Джесмайн положила ладонь на его руку и сказала:
– Сибил умерла оттого, что настал ее час, так было записано в Книге Судеб. Там записан и мой час, и ваш. Пророк сказал: «Ничто не повредит мне, пока мой час не наступит, и ничто не спасет меня, когда он придет». Закки был прав – это не ваша вина. Но бремя ваше тяжело. И у меня на душе тяжелое бремя. Вы спрашивали меня, почему я не вернусь к моей семье. Сегодня я расскажу вам об этом. – Она подняла взгляд к звездам. – Отец изгнал меня из семьи. У меня навсегда отобрали сына. Я была наказана за прелюбодеяние, за то, что я понесла ребенка от человека, который не был моим мужем.
Она хотела увидеть в глазах Деклина – удивление? ужас? сочувствие? – но увидела только отблеск лунного света и продолжала рассказывать:
– Я не любила его, я стала его жертвой. Хассан аль-Сабир угрожал погубить мою семью, я пришла к нему просить за отца, и он обесчестил меня. Я не могла рассказать отцу – он был бессилен против Хассана, но отец узнал, предал меня проклятию и изгнал из дома. Он сказал, что мое рождение навлекло на наш род позор и бесчестье. Вот почему я не вернусь домой.
– Джесмайн, – сказал Коннор, – ведь я помню, как вы впервые пришли ко мне в кабинет, – вы тогда получили повестку из Службы иммиграции. И я помню, как вы были напуганы. Троих студентов из моей группы уже депортировали, и я видел, что для них возращение на родину было только неудобно или невыгодно, вам оно внушало смертельный ужас, я почувствовал это. Этот страх живет в вашей душе, но вы должны его преодолеть. Вы сделали первый шаг – приехали в Египет, но в Верхний Египет. Отчего жив этот страх? Вы боитесь Хассана аль-Сабира?
– Нет, не его. Я не знаю, живет ли он в Каире, не знаю даже, жив ли он. Но он не может больше причинить мне зла. Я боюсь встретиться с ними. Не хочу и не могу возвращаться к ним. Они отторгли меня. Я не имею больше никакого отношения к роду Рашидов.
Она отвернулась от Деклина, но он обнял ее за плечи и повернул к себе.
– Джесмайн, вы хотели помочь мне. Забудьте обо мне. Помогите себе самой. Изгоните своих демонов.
Минуту она растерянно молчала под его настойчивым взглядом, потом наконец отозвалась:
– Вы не понимаете.
– Нет, я понимаю.
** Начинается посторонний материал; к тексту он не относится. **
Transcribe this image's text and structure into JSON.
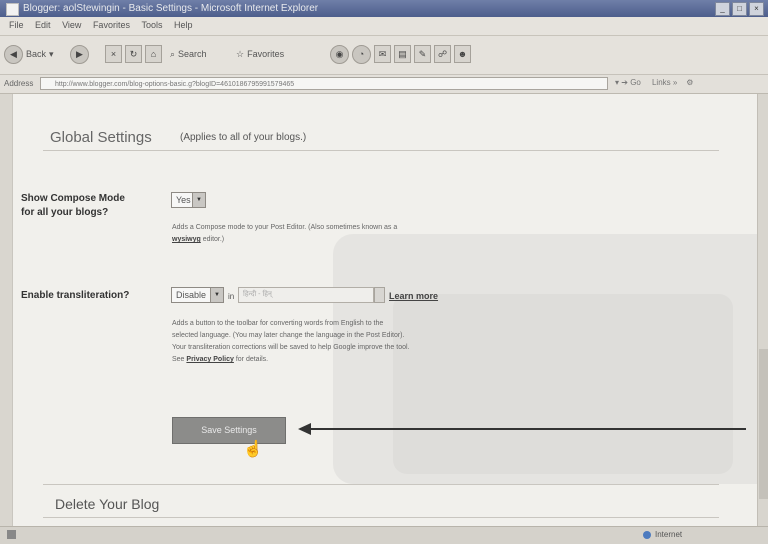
{
  "window": {
    "title": "Blogger: aolStewingin - Basic Settings - Microsoft Internet Explorer",
    "controls": [
      "_",
      "□",
      "×"
    ]
  },
  "menubar": [
    "File",
    "Edit",
    "View",
    "Favorites",
    "Tools",
    "Help"
  ],
  "toolbar": {
    "back": "Back",
    "search": "Search",
    "favorites": "Favorites"
  },
  "address": {
    "label": "Address",
    "url": "http://www.blogger.com/blog-options-basic.g?blogID=4610186795991579465",
    "go": "Go",
    "links": "Links"
  },
  "page": {
    "global_title": "Global Settings",
    "global_subtitle": "(Applies to all of your blogs.)",
    "compose": {
      "label_line1": "Show Compose Mode",
      "label_line2": "for all your blogs?",
      "value": "Yes",
      "help_line1": "Adds a Compose mode to your Post Editor. (Also sometimes known as a",
      "help_link": "wysiwyg",
      "help_line2_rest": " editor.)"
    },
    "transliteration": {
      "label": "Enable transliteration?",
      "value": "Disable",
      "separator": "in",
      "language_value": "हिन्दी - हिन्",
      "learn_more": "Learn more",
      "help_line1": "Adds a button to the toolbar for converting words from English to the",
      "help_line2": "selected language. (You may later change the language in the Post Editor).",
      "help_line3": "Your transliteration corrections will be saved to help Google improve the tool.",
      "help_see": "See ",
      "help_link": "Privacy Policy",
      "help_end": " for details."
    },
    "save_button": "Save Settings",
    "delete_title": "Delete Your Blog"
  },
  "statusbar": {
    "zone": "Internet"
  }
}
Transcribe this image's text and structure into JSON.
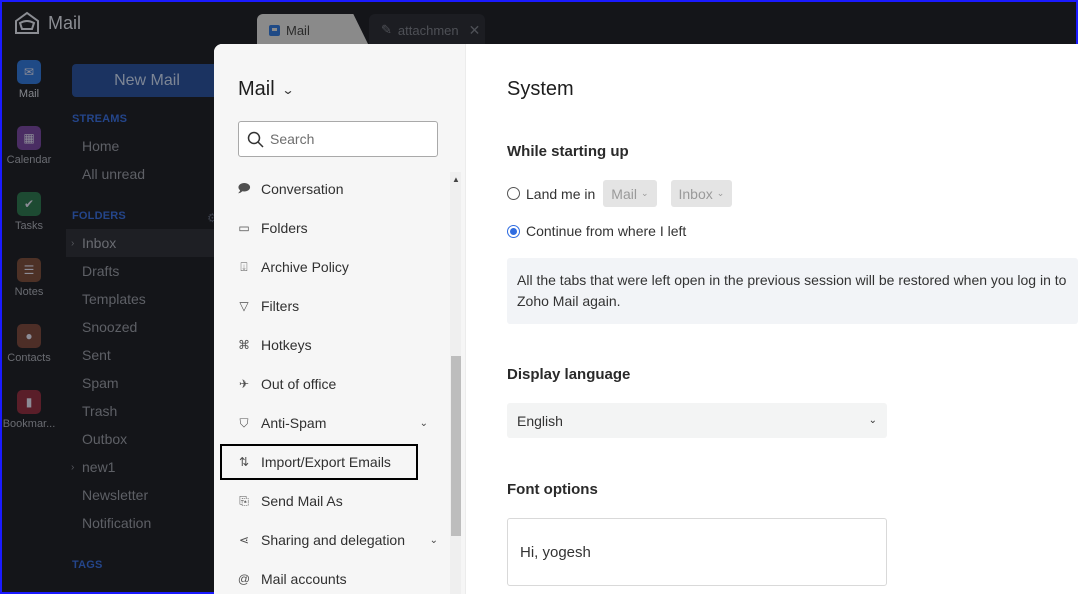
{
  "app": {
    "brand": "Mail",
    "brand_icon": "mail-envelope-icon",
    "tabs": [
      {
        "label": "Mail",
        "icon": "mail-icon",
        "active": true
      },
      {
        "label": "attachmen",
        "icon": "pencil-icon",
        "active": false,
        "close_icon": "close-icon"
      }
    ]
  },
  "rail": [
    {
      "label": "Mail",
      "icon": "mail-icon",
      "color": "#1f4a86"
    },
    {
      "label": "Calendar",
      "icon": "calendar-icon",
      "color": "#4a2d63"
    },
    {
      "label": "Tasks",
      "icon": "check-icon",
      "color": "#1d4a32"
    },
    {
      "label": "Notes",
      "icon": "notes-icon",
      "color": "#4d3126"
    },
    {
      "label": "Contacts",
      "icon": "contact-icon",
      "color": "#4d2e27"
    },
    {
      "label": "Bookmar...",
      "icon": "bookmark-icon",
      "color": "#5a1e29"
    }
  ],
  "folders_panel": {
    "new_mail": "New Mail",
    "streams_title": "STREAMS",
    "streams": [
      "Home",
      "All unread"
    ],
    "folders_title": "FOLDERS",
    "folders": [
      {
        "label": "Inbox",
        "expandable": true,
        "selected": true
      },
      {
        "label": "Drafts"
      },
      {
        "label": "Templates"
      },
      {
        "label": "Snoozed"
      },
      {
        "label": "Sent"
      },
      {
        "label": "Spam"
      },
      {
        "label": "Trash"
      },
      {
        "label": "Outbox"
      },
      {
        "label": "new1",
        "expandable": true
      },
      {
        "label": "Newsletter"
      },
      {
        "label": "Notification"
      }
    ],
    "tags_title": "TAGS"
  },
  "settings": {
    "menu_title": "Mail",
    "search_placeholder": "Search",
    "menu_items": [
      {
        "label": "Conversation",
        "icon": "conversation-icon"
      },
      {
        "label": "Folders",
        "icon": "folder-icon"
      },
      {
        "label": "Archive Policy",
        "icon": "archive-icon"
      },
      {
        "label": "Filters",
        "icon": "filter-icon"
      },
      {
        "label": "Hotkeys",
        "icon": "command-icon"
      },
      {
        "label": "Out of office",
        "icon": "airplane-icon"
      },
      {
        "label": "Anti-Spam",
        "icon": "shield-icon",
        "expandable": true
      },
      {
        "label": "Import/Export Emails",
        "icon": "import-export-icon",
        "highlighted": true
      },
      {
        "label": "Send Mail As",
        "icon": "send-as-icon"
      },
      {
        "label": "Sharing and delegation",
        "icon": "share-icon",
        "expandable": true
      },
      {
        "label": "Mail accounts",
        "icon": "at-icon"
      }
    ],
    "content": {
      "title": "System",
      "startup_title": "While starting up",
      "option_land": "Land me in",
      "land_app": "Mail",
      "land_folder": "Inbox",
      "option_continue": "Continue from where I left",
      "selected_option": "continue",
      "info_text": "All the tabs that were left open in the previous session will be restored when you log in to Zoho Mail again.",
      "language_title": "Display language",
      "language_value": "English",
      "font_title": "Font options",
      "font_preview": "Hi, yogesh"
    }
  }
}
Вы сказали, что признательны мне за то, что вернулись в Египет. Но я был только предлогом, вас привела тоска по родному краю. А теперь вы тоскуете по своей семье. Вы должны преодолеть свой страх и встретиться с ними.
– Вы не правы…
– Нет, я прав. Вы работали в Ливане, в Газе, теперь в верховьях Нила – как будто кружили вокруг спящего гиганта, которого боитесь разбудить. Этот гигант – ваша безмерная тоска по своей стране и по своей семье.
– Да, Деклин, я боюсь… Я так хочу их всех видеть – мою сестру Камилию, мою бабушку Амиру. Но я не знаю, как же мне это сделать.
– Делать шаг за шагом и не отступать, – улыбнулся он.
– Но вы-то отступили, – мягко напомнила она.
– Да, я сдался. Я решил, что наука бессильна здесь. Я понял, что не стоит тратить сил на прививки детям, когда мать верит, что ребенка гораздо лучше охранит от болезни синий шарик, повешенный ему на шею на шнурке. Я пытаюсь внушить крестьянам, что речная вода полна бактерий, вызывающих серьезные болезни, а они пьют сырую инфицированную воду, «очищая» ее волшебным амулетом. Днем они приходят ко мне за лекарствами, а ночью выпрашивают у колдуна порошок из засушенной змеи и талисманы. Они верят, что камни руин, где мы похоронили вашего брата, обладают большей целительной силой, чем мои инъекции. Даже вы, Джесмайн, верите, что мне поможет танец «заар». К чему же мои усилия? Да, я сдался. Я уезжаю, потому что сознание тщетности моих усилий разрушило мою душу. Тщетность нашей работы здесь погубила Сибил.